Restoring Peeling Singer Veneer
Lift the veneer up along the peeled edge and use compressed air to blow any debris from under its surface. Scrape any loose glue from the substrate and the back of the veneer with a thin metal scraper.
Apply a coat of wood glue to the back of the veneer and the substrate underneath. Use an art brush to spread the glue evenly across the surface.
Press the veneer into place and position a piece of wax paper over the damage. Place a wood block on top of the wax paper and clamp it down with wood working clamps to press the veneer in place. Wipe excess glue from the edge of the veneer. Allow the glue to dry before removing the clamps, wood block and wax paper.
Restoring Blistered Singer Veneer
Locate the blister by running your hand along the surface, marking any raised areas with chalk. Slice through the veneer in the center of the bubble with a razor craft knife.
Inject wood glue into the blister through the razor slit with a large syringe.

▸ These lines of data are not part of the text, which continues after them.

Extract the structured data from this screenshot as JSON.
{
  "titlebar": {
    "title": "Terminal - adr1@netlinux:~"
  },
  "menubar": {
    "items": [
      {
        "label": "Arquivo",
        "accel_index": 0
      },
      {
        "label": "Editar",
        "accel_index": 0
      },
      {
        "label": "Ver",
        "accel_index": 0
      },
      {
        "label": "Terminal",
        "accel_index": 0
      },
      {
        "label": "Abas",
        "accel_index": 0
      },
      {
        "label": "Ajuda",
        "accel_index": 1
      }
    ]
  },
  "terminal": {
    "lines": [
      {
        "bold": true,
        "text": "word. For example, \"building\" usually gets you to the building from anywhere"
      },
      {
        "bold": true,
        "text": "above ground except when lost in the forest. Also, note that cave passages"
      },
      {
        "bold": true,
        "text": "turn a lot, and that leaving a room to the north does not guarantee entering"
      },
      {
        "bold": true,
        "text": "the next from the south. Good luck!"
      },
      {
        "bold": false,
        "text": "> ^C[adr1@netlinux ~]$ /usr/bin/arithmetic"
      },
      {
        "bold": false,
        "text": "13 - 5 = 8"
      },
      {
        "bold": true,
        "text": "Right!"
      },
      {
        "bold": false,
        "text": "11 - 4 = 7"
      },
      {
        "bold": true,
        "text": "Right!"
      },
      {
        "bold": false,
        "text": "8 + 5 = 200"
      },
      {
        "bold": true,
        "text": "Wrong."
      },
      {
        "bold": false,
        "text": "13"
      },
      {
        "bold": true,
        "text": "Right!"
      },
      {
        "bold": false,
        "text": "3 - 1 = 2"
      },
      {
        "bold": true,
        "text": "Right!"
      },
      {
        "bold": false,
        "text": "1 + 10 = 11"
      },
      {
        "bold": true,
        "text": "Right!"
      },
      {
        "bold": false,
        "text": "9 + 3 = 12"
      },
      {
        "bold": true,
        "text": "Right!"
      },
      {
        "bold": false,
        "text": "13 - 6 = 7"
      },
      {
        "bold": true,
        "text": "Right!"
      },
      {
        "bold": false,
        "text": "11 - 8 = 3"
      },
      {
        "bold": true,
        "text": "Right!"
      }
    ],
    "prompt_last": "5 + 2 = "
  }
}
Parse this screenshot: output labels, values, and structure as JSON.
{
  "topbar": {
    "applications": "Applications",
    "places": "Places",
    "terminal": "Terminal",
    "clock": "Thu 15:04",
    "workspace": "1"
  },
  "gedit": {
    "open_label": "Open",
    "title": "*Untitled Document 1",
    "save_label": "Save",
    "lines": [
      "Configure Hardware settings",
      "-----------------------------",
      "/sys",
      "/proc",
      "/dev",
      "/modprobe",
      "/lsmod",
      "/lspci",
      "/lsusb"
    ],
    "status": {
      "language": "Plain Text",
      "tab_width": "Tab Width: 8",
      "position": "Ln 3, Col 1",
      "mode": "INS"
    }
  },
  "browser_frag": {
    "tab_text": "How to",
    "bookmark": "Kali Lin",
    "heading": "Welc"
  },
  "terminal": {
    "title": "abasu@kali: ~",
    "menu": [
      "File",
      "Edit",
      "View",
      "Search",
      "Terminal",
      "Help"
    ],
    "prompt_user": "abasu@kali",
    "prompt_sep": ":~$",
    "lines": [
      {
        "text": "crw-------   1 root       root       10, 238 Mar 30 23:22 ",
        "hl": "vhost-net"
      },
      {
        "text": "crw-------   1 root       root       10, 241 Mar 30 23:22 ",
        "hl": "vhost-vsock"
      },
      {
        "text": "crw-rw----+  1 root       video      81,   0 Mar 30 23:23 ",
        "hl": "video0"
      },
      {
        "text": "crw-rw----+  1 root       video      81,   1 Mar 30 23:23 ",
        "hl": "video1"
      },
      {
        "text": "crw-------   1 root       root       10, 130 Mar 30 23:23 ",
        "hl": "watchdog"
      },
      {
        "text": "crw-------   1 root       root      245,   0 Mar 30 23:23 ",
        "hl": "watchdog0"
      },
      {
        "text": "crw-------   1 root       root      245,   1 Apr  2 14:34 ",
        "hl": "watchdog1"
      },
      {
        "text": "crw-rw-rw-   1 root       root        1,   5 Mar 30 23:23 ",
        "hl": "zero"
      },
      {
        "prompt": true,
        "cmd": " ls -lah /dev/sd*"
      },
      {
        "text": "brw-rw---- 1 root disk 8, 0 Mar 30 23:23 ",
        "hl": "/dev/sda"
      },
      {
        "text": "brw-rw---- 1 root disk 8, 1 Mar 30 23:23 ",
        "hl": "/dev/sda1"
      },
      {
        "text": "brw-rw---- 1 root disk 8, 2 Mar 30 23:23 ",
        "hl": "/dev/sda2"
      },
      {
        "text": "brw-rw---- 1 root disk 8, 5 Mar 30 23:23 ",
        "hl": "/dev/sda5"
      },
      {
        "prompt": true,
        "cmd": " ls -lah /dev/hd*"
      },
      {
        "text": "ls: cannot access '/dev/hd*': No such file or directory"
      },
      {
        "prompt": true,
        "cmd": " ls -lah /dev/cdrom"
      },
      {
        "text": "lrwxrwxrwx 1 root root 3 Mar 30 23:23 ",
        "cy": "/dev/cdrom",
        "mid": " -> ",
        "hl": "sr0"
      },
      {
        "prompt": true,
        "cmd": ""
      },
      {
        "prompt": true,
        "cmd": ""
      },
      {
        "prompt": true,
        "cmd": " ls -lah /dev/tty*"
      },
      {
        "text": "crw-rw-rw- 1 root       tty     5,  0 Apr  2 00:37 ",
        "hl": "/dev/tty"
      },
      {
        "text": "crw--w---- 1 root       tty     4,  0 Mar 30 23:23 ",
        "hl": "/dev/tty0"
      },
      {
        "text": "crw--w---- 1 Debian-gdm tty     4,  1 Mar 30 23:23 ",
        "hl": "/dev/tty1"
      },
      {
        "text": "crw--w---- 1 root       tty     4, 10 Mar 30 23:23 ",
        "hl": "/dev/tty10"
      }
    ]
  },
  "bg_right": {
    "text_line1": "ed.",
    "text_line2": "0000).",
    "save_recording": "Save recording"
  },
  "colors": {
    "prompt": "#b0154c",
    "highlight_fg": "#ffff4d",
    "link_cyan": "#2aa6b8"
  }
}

Press the veneer down firmly with your hand and wipe excess glue from the surface with a damp rag.
Place wax paper over the damage and fit a small scrap of wood over it. Clamp the wood down, to press the bubble flat with a C clamp. Allow the clamp to stay in place overnight, then remove.
Restoring Missing Singer Veneer
Mark a diamond on a sheet of paper a little larger than the missing section and any surrounding edges that are ragged, and cut it out with scissors. Place it over the damaged area and trace around it. Cut the traced diamond into the veneer and lift out the shape with a sharp wood chisel.
Select a piece of veneer to match the grain of the sewing machine cabinet. Trace the diamond onto the veneer and cut it out with a razor craft knife. Apply wood glue to the back of this patch and place it in the shape you cut from the veneer.
Place wax paper over the patch and position a block of wood on top. Clamp the wood tight with a wood working clamp and leave it over night.
Apply two coats of stain and clear finish all-in-one in the same color as the original sewing machine finish over the patched area, using an art brush.